Key provisions in the bill text
Under the bill, any “responsible person” would be required to move immediately to contain and clean up a discharge and would remain liable until state officials determine that residential standards have been met, including protections for drinking water, soil and indoor air. The proposal sets out tight deadlines: immediate containment, a preliminary site assessment within 30 days and a remedial investigation within 90 days. It also authorizes the Department of Environmental Protection to issue directives and, if needed, to step in, complete the work and recover costs, with the possibility of treble damages and penalties that would be deposited into the Hazardous Sites Cleanup Fund, according to the bill text on the Pennsylvania General Assembly.
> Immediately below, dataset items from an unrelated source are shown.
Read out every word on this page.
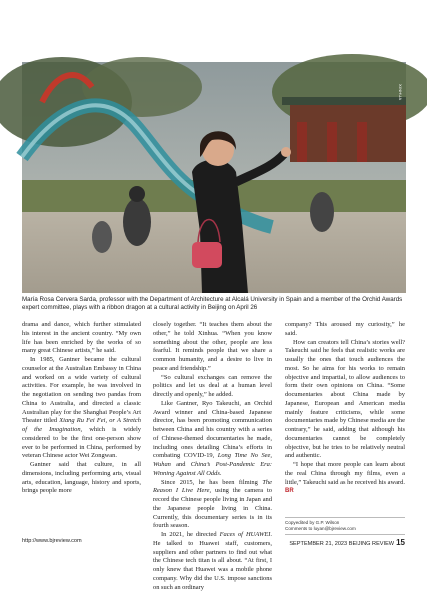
XINHUA

María Rosa Cervera Sarda, professor with the Department of Architecture at Alcalá University in Spain and a member of the Orchid Awards expert committee, plays with a ribbon dragon at a cultural activity in Beijing on April 26

drama and dance, which further stimulated his interest in the ancient country. “My own life has been enriched by the works of so many great Chinese artists,” he said.

In 1985, Gantner became the cultural counselor at the Australian Embassy in China and worked on a wide variety of cultural activities. For example, he was involved in the negotiation on sending two pandas from China to Australia, and directed a classic Australian play for the Shanghai People’s Art Theater titled Xiang Ru Fei Fei, or A Stretch of the Imagination, which is widely considered to be the first one-person show ever to be performed in China, performed by veteran Chinese actor Wei Zongwan.

Gantner said that culture, in all dimensions, including performing arts, visual arts, education, language, history and sports, brings people more

closely together. “It teaches them about the other,” he told Xinhua. “When you know something about the other, people are less fearful. It reminds people that we share a common humanity, and a desire to live in peace and friendship.”

“So cultural exchanges can remove the politics and let us deal at a human level directly and openly,” he added.

Like Gantner, Ryo Takeuchi, an Orchid Award winner and China-based Japanese director, has been promoting communication between China and his country with a series of Chinese-themed documentaries he made, including ones detailing China’s efforts in combating COVID-19, Long Time No See, Wuhan and China’s Post-Pandemic Era: Winning Against All Odds.

Since 2015, he has been filming The Reason I Live Here, using the camera to record the Chinese people living in Japan and the Japanese people living in China. Currently, this documentary series is in its fourth season.

In 2021, he directed Faces of HUAWEI. He talked to Huawei staff, customers, suppliers and other partners to find out what the Chinese tech titan is all about. “At first, I only knew that Huawei was a mobile phone company. Why did the U.S. impose sanctions on such an ordinary

company? This aroused my curiosity,” he said.

How can creators tell China’s stories well? Takeuchi said he feels that realistic works are usually the ones that touch audiences the most. So he aims for his works to remain objective and impartial, to allow audiences to form their own opinions on China. “Some documentaries about China made by Japanese, European and American media mainly feature criticisms, while some documentaries made by Chinese media are the contrary,” he said, adding that although his documentaries cannot be completely objective, but he tries to be relatively neutral and authentic.

“I hope that more people can learn about the real China through my films, even a little,” Takeuchi said as he received his award. BR

Copyedited by G.P. Wilson
Comments to luyan@bjreview.com
http://www.bjreview.com	SEPTEMBER 21, 2023 BEIJING REVIEW 15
Why lawmakers say it's needed
Santarsiero has pitched the measure as a way to make cleanup obligations crystal clear and to keep neighborhoods from waiting months for answers about their water. “The polluter, not the taxpayer, pays,” he said at the bill’s rollout. Details of that press conference and the legislation were reported by PA Environment Digest.
Backstory: Twin Oaks leak and local fallout
The effort traces back to the Twin Oaks jet fuel leak discovered Jan. 31, 2025, in Upper Makefield's Mt. Eyre neighborhood, which officials say contaminated private wells and triggered emergency response efforts. The Pennsylvania Department of Environmental Protection ordered Energy Transfer/Sunoco to provide bottled water and install point-of-entry filtration systems for affected residents, according to PA DEP. Federal pipeline regulators also opened enforcement activity and entered into a consent agreement as the investigation moved forward, according to PHMSA.
What happens next
SB 1157 has been formally introduced and is now before the Senate Environmental Resources & Energy Committee, where members will decide whether it advances to the Senate floor. The bill's sponsors and current status are listed on the legislature's tracking pages, according to the Pennsylvania General Assembly. The committee is chaired by Sen. Gene Yaw, with Sen. Carolyn Comitta serving as minority chair, according to the Senate committee listings.
Legal and enforcement outlook
If enacted, the law would give DEP explicit authority to step in when a responsible party fails to act, complete the cleanup and then recover the costs, including treble damages in some cases, while directing penalties and recoveries into a dedicated cleanup fund. Energy Transfer's public filings report that the company entered into a Consent Order with PHMSA and that civil lawsuits and referrals to the Pennsylvania Attorney General's Office are part of the legal fallout from the spill, according to the SEC.
Supporters call SB 1157 a technical fix that would move Pennsylvania's response closer to New Jersey's Spill Act, while industry and some rural lawmakers may push back on the potential liability and cost implications. Advocates in Bucks County say the measure, even at the committee stage, signals to residents that lawmakers heard their complaints after the Upper Makefield leak.